In striking down some of the Arizona law’s provisions, the Court said that federal immigration law preempted the state law. That should mean that it is the federal government’s job to enforce these aspects of immigration law where the Court says the feds have exclusive jurisdiction. But the Obama Administration has made it clear that will not happen on its watch.
Not only is Obama’s Homeland Security Department already planning to release most people questioned under the Arizona law, but it also is paving the way to challenge the law with allegations of racial profiling. This is despite the fact that the Arizona law (S.B. 1070) expressly prohibits racial profiling in immigration checks—and the Administration’s own attorney told the Supreme Court that its challenge to the law was not based on any racial or ethnic profiling concerns.

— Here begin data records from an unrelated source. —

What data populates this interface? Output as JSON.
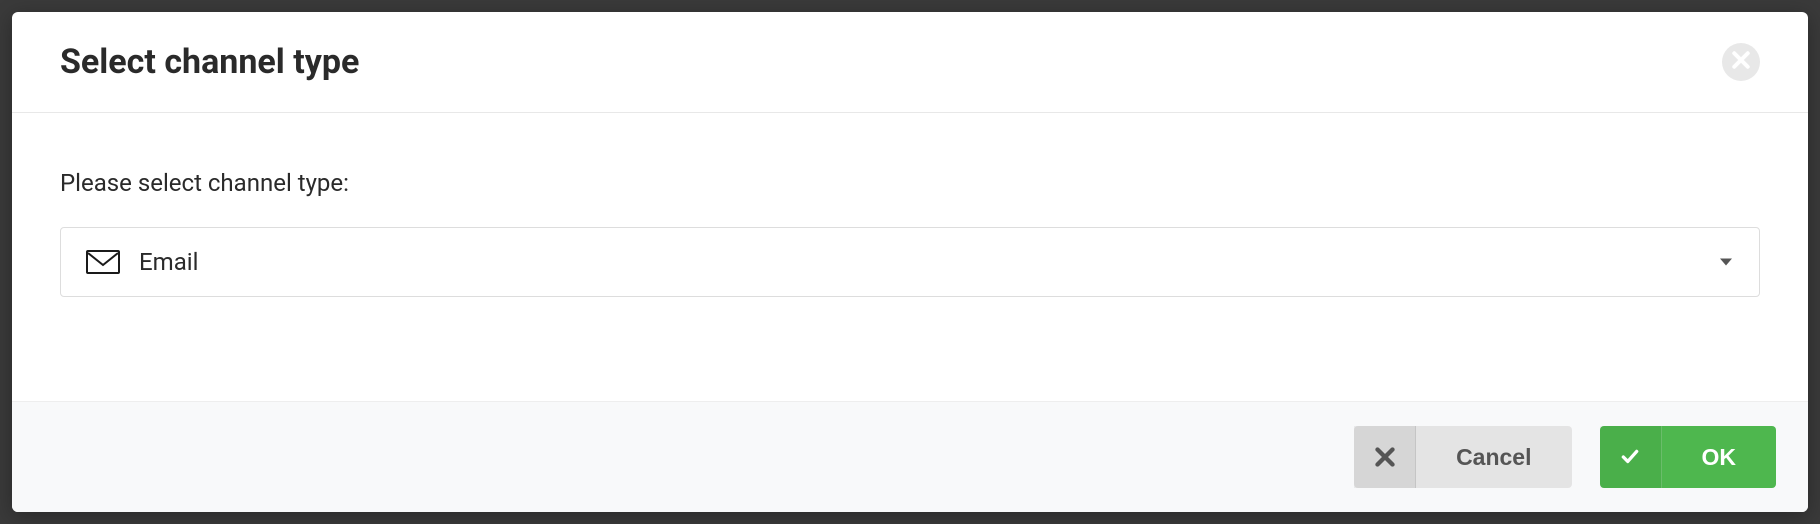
{
  "modal": {
    "title": "Select channel type",
    "prompt": "Please select channel type:",
    "select": {
      "value": "Email",
      "icon": "envelope-icon"
    },
    "buttons": {
      "cancel": "Cancel",
      "ok": "OK"
    }
  }
}
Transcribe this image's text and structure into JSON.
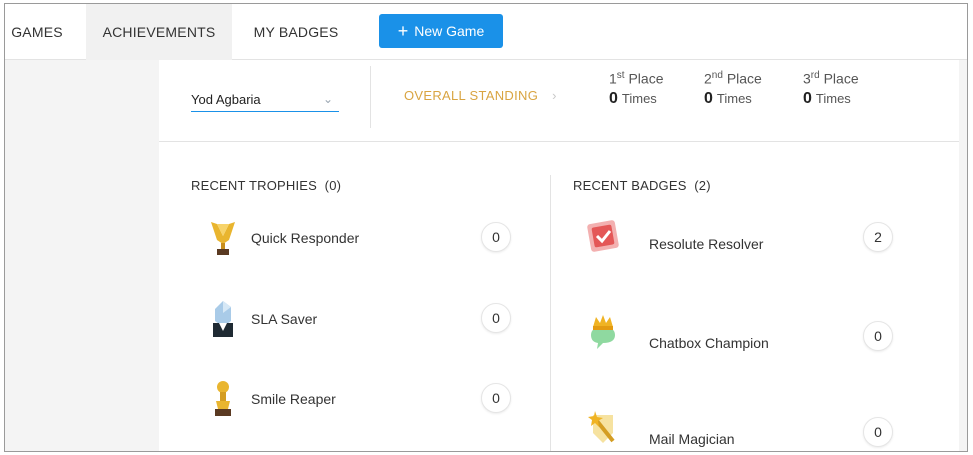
{
  "nav": {
    "tabs": [
      {
        "label": "GAMES",
        "active": false
      },
      {
        "label": "ACHIEVEMENTS",
        "active": true
      },
      {
        "label": "MY BADGES",
        "active": false
      }
    ],
    "new_game_label": "New Game",
    "accent_color": "#1a91e8"
  },
  "standing": {
    "agent_name": "Yod Agbaria",
    "overall_label": "OVERALL STANDING",
    "places": [
      {
        "rank": "1",
        "suffix": "st",
        "label": "Place",
        "count": "0",
        "unit": "Times"
      },
      {
        "rank": "2",
        "suffix": "nd",
        "label": "Place",
        "count": "0",
        "unit": "Times"
      },
      {
        "rank": "3",
        "suffix": "rd",
        "label": "Place",
        "count": "0",
        "unit": "Times"
      }
    ]
  },
  "trophies": {
    "title": "RECENT TROPHIES",
    "count": "(0)",
    "items": [
      {
        "name": "Quick Responder",
        "count": "0",
        "icon": "gold-trophy-icon"
      },
      {
        "name": "SLA Saver",
        "count": "0",
        "icon": "crystal-trophy-icon"
      },
      {
        "name": "Smile Reaper",
        "count": "0",
        "icon": "gold-cup-trophy-icon"
      }
    ]
  },
  "badges": {
    "title": "RECENT BADGES",
    "count": "(2)",
    "items": [
      {
        "name": "Resolute Resolver",
        "count": "2",
        "icon": "red-shield-badge-icon"
      },
      {
        "name": "Chatbox Champion",
        "count": "0",
        "icon": "crown-chat-badge-icon"
      },
      {
        "name": "Mail Magician",
        "count": "0",
        "icon": "magic-wand-badge-icon"
      }
    ]
  }
}
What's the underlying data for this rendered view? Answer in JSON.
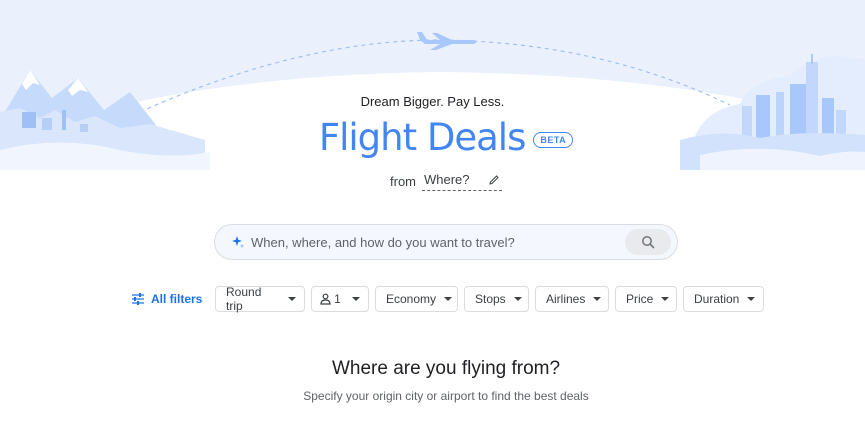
{
  "hero": {
    "tagline": "Dream Bigger. Pay Less.",
    "title": "Flight Deals",
    "badge": "BETA"
  },
  "origin": {
    "prefix": "from",
    "value": "Where?",
    "edit_icon": "pencil-icon"
  },
  "search": {
    "icon": "sparkle-icon",
    "placeholder": "When, where, and how do you want to travel?",
    "button_icon": "search-icon"
  },
  "filters": {
    "all_label": "All filters",
    "trip_type": "Round trip",
    "passengers": "1",
    "cabin": "Economy",
    "stops": "Stops",
    "airlines": "Airlines",
    "price": "Price",
    "duration": "Duration"
  },
  "empty_state": {
    "title": "Where are you flying from?",
    "subtitle": "Specify your origin city or airport to find the best deals"
  },
  "colors": {
    "accent": "#4285f4",
    "link": "#1a73e8",
    "illustration_light": "#e8f0fe",
    "illustration_mid": "#aecbfa"
  }
}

The President’s statement yesterday planted the seeds for this strategy by saying, “No American should ever live under a cloud of suspicion just because of what they look like.”
Though the Administration’s lawyer admitted that racial profiling was not an issue in the Arizona case, the Administration is certainly looking to make it an issue now—it has set up a hotline “for the public to report potential civil rights concerns regarding the Arizona law,” the Associated Press reports.
Neither side got all of what it wanted in the Arizona immigration decision, but the Supreme Court confirmed that states have an important role to play in enforcing federal immigration law. States should not have to beg the federal government for permission to enforce laws within their borders.
As Heritage’s John Malcolm noted:
Arizona and other border states bear the largest burden when immigration laws are not enforced federally or when rules are overlooked. And the burden is significant. There are 2,000 miles along the southwest border, 370 of which adjoin Arizona. Illegal entries and border smuggling by “coyotes” are rampant, with an accompanying influx of drugs, dangerous criminals, and vulnerable people (who often end up as victims of human trafficking). Between 2006 and 2010, in the border town of Nogales alone, 51 drug smuggling tunnels were discovered. Home invasions and kidnappings are common in Arizona.
Arizona is not alone. As The New York Times reports, “In sustaining one provision and blocking others, the decision amounted to a road map for permissible state efforts in this area. Several other states have enacted tough measures to stem illegal immigration, including ones patterned after the Arizona law, among them Alabama, Georgia, Indiana, South Carolina and Utah.”
With this decision, the Court has reaffirmed the important principle that, much as he might want to, President Obama cannot prevent the states from taking action to enforce federal immigration laws just by saying that he doesn’t want them to do so.